Nonmember users can also find some informational gems in the ULI site's section on smart growth. During our test drive, for example, the site was offering a PDF file of the ULI booklet, "Smart Growth: Myth and Fact," which "investigates eight common myths and counters them with data and examples of development and public policies that work."


More Free Stuff: "Smart Growth
News" and "Land Use Digest"

This site section also offers nonmembers "Smart Growth News" (SGN) a weekly report from ULI that's available at no charge by e-mail subscription.

Each newsletter issue contains 25 to 30 abstracts of articles culled from major national newspapers, business magazines, Web sites, national and international wire services, and periodicals focusing on housing, development and real estate. SGN only provides abstracts, but they may at least point you in the right direction to find some of the detailed information that you want. There's also a searchable archive of SGN past issues.

Both members and nonmembers also have online access to "Land Use Digest," ULI's monthly newsletter, which as the site explains, focuses on "current industry trends, research results, market data, planning and development innovations, legal developments, consumer surveys, industry rankings and a host of other topics important to land use professionals." There's also a separate "Land Use Digest Europe." Online archives of both newsletter versions are onsite.

A lot of the bite-sized content nuggets in "Land Use Digest," however, are skewed toward the retail and residential sectors. That, however, may be what some users are looking for. Not That There's Anything Wrong with That.


Navigation: Rough Surfing

Our test drive was marked by significant navigational woes. One was the site's loading speed, which seemed to match the steamy, racing pulse of Millard Filmore's presidency. ULI has recently upgraded its site, intending, it explains, "to take advantage of certain Web technologies," including Java Script, the latest Netscape/Internet Explorer versions, at least a 4+ browser, and at least 800 x 600 onscreen pixels. Those technologies, though, may not help you at all, at least in this incarnation of the site's upgrade. The loads are agonizingly slow.

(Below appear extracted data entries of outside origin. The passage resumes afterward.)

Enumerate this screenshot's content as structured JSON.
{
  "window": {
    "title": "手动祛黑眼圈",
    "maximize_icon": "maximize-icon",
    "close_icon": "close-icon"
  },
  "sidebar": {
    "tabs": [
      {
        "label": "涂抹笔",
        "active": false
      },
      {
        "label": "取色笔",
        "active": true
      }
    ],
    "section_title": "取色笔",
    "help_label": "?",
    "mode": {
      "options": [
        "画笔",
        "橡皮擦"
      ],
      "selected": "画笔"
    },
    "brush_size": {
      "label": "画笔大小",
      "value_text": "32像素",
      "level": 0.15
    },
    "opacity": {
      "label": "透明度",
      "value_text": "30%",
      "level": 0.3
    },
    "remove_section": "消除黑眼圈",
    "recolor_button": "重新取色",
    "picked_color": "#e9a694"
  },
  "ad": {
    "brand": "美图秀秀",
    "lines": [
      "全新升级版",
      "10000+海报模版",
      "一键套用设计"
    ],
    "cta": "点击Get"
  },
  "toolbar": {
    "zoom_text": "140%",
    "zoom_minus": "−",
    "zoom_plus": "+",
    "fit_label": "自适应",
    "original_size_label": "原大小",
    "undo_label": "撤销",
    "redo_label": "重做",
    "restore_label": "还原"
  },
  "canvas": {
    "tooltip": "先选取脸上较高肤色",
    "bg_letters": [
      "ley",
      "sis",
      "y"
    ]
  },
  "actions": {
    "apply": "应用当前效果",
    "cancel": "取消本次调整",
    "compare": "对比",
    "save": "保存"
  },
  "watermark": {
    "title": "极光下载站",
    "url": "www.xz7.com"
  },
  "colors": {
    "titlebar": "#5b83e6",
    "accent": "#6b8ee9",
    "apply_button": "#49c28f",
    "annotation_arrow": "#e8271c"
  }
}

Some of that problem seems to rest in some very attractive pages that may simply have too many images for cyber-comfort. And some of that problem may rest in the sometimes-nettlesome network system on which this lowly reviewer labors (which not even Pinocchio would claim is without its periodic major glitches).

But the site's current problems run deeper than that, as we learned when we test drove the site again two days later, this time on a top-of-the-line broadband system. After typing in the site's address, we repeatedly received the 404 error message - "The document you requested could not be found" - even as the ULI site's Java Script was trying to kick in. Not only that, we were then repeatedly booted off the Web for "performing an illegal operation" (in this case, a stack dump). Perhaps that bug, which seems to reside in the Java application, will be fixed by the time other users access this site.


Site Bearings: Where the Hell Are We?

Some site problems, though, are beyond a simple technological fix. The most significant we found: simply knowing where we were and where we wanted to go.

Many first-time surfers will likely find it difficult to ascertain exactly in which area of this site they're currently located. As you click through the content areas, you'll often find little hint of where you've gone (which, after all, determines where you're going).

That difficulty is compounded by the fact that the "Site Map" icon appears only sporadically -- and in no predictable pattern that we could discern.

In addition, the site doesn't have another disorientation-alleviating feature: a master search capability that scans all the available information at this address. Those issues, though, may not be problems for member users who are well versed in this site's layout.

And perhaps the overall key in understanding the ULI site is that it's advertising-free. And perhaps that means that this site really doesn't NEED hits from the surfing plebian masses.

Not That There's Anything Wrong with That.